Гали выступает в центр, чтобы показать. Саймон стоит, руки на груди.
— Всё, — объясняет Гали, глядя на танцоров, — всё взаимосвязано. Смотрите. — Он становится в четвёртую позицию и приседает. — Вот с чего начинается подготовка. Вот что главное. Грудная клетка и бёдра работают как одно целое. Колени и подушечки пальцев — тоже. В теле есть стержень, есть целостность, понятно?
И когда я отталкиваюсь, — подняв ногу, он поворачивается, — моё движение цельно. Непринуждённо.
Томми, мальчик-звезда из Англии, ловит взгляд Саймона. «Непринуждённо?» — шепчет он одними губами, и Саймон ухмыляется. Томми прыгун, фуэте — его слабое место, и он охотно сочувствует Саймону.
Гали всё кружится.
— Контроль, — продолжает он, — рождает свободу. Напряжение рождает гибкость. Ствол, — приложив руку к корпусу, другой рукой он указывает на выпрямленную ногу, — рождает ветви.
Глубоко присев, он поднимает раскрытую ладонь: видите?
Саймон всё видит, но поди повтори. После занятий Томми, обняв Саймона за плечи, идёт с ним в раздевалку, постанывая на ходу. Роберт косится на них. Дождь бьёт в стёкла, но в раздевалке жарко от потных тел, почти все танцоры без рубашек. Когда Саймон уходит обедать с Томми и Бо, Роберт остаётся.

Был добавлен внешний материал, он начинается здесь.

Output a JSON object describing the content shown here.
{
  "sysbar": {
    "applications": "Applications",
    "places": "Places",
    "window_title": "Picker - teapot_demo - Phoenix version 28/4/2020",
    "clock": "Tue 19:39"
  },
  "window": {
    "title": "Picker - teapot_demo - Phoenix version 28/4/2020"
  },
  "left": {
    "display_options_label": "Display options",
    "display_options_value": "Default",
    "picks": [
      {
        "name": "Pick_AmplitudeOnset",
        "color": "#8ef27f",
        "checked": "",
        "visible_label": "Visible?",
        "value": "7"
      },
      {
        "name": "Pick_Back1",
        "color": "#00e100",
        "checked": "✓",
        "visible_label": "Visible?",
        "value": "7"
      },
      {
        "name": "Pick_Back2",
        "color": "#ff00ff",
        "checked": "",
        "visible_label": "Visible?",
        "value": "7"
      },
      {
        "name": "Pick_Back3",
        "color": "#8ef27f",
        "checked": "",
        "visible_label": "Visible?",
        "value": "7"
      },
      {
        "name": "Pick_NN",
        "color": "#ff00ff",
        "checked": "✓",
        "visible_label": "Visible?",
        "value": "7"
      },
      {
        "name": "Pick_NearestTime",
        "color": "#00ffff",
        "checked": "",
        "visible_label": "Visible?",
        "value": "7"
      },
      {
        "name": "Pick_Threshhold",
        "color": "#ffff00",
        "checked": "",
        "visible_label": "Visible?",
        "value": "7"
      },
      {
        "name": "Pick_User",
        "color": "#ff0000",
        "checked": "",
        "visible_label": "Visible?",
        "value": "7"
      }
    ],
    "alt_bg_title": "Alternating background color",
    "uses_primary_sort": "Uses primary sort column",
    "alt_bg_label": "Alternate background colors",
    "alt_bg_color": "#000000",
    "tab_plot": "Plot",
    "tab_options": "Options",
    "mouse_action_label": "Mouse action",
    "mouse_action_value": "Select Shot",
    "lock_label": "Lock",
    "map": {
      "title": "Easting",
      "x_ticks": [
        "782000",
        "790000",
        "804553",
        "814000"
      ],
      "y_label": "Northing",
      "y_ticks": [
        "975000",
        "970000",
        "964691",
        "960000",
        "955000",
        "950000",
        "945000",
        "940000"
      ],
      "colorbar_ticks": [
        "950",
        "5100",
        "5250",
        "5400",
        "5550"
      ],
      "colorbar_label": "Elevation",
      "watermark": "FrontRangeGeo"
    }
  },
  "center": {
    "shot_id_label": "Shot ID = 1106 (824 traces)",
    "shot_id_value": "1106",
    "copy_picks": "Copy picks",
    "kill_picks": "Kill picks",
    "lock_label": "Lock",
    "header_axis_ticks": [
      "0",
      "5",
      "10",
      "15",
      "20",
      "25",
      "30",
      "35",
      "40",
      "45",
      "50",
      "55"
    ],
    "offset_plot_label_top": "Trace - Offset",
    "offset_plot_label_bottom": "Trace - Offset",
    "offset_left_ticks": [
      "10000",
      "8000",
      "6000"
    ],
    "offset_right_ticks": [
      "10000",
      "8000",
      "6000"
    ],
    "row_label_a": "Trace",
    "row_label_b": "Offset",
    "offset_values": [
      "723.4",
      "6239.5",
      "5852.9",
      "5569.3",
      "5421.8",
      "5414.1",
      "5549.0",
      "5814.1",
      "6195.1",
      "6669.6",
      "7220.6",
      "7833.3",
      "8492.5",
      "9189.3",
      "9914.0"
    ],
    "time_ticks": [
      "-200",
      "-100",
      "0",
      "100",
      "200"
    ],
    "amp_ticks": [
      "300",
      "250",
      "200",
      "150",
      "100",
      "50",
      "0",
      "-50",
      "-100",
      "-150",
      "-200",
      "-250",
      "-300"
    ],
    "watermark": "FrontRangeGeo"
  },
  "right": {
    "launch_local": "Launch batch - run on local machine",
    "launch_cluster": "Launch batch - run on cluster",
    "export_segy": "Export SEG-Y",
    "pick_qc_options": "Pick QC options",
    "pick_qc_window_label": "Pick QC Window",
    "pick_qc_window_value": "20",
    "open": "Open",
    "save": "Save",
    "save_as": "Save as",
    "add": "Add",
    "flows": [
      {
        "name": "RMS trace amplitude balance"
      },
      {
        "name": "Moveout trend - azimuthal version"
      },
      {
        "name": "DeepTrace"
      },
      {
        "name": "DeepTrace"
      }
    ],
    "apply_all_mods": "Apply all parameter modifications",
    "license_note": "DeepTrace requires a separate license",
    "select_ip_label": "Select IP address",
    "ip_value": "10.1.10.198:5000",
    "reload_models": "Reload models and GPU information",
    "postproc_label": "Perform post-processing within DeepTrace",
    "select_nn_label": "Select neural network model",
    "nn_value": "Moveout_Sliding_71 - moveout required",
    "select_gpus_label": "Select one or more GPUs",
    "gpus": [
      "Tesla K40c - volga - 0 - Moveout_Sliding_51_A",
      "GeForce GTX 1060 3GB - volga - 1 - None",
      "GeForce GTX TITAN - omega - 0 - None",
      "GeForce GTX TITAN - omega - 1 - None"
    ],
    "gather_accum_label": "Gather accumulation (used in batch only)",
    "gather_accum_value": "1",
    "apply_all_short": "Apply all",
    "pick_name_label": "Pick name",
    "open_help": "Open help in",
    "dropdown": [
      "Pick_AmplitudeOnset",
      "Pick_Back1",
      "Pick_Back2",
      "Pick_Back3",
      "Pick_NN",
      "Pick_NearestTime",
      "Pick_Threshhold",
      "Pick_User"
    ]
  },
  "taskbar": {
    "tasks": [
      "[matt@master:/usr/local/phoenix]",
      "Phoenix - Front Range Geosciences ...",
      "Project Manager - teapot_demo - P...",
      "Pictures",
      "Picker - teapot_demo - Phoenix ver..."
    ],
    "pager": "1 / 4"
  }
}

Они идут на Семнадцатую улицу, в кафе «У сироты Энди». Саймон твердит себе, что ничего дурного не сделал, большинство ребят в академии любят пофлиртовать, и не его вина, что Роберт сторонится. Роберта он любит — конечно, любит. Роберт умный, серьёзный, необыкновенный. Классической музыкой он интересуется не меньше, чем футболом, и, несмотря на молодость — ему нет ещё и тридцати, — больше любит поваляться в постели с книгой, чем ходить с Саймоном в «Пурпур». «Он шикарный», — отозвалась о Роберте Клара, когда с ним познакомилась, и Саймон так и сиял от гордости. Но здесь кроется и источник трудностей: Саймон любит грубый секс, ему по душе непристойные взгляды, шлепки, минет. Его тянет к разврату — по крайней мере, в представлении его родителей, — и эту тягу он наконец начал осознавать.
После обеда они идут в аптеку за папиросной бумагой. Саймон расплачивается, а Томми и Бо ждут снаружи. Когда он возвращается, оба глядят на окно аптеки.
— Боже, ребята, — говорит Томми, — видели это? — И показывает на приклеенную к стеклу самодельную листовку: «РАК ГЕЕВ». Под заголовком полароидные снимки. На одном юноша задрал рубашку, а на теле — лиловые бляшки, шелушащиеся, как ожоги. На другом разевает рот, а во рту такая же бляшка.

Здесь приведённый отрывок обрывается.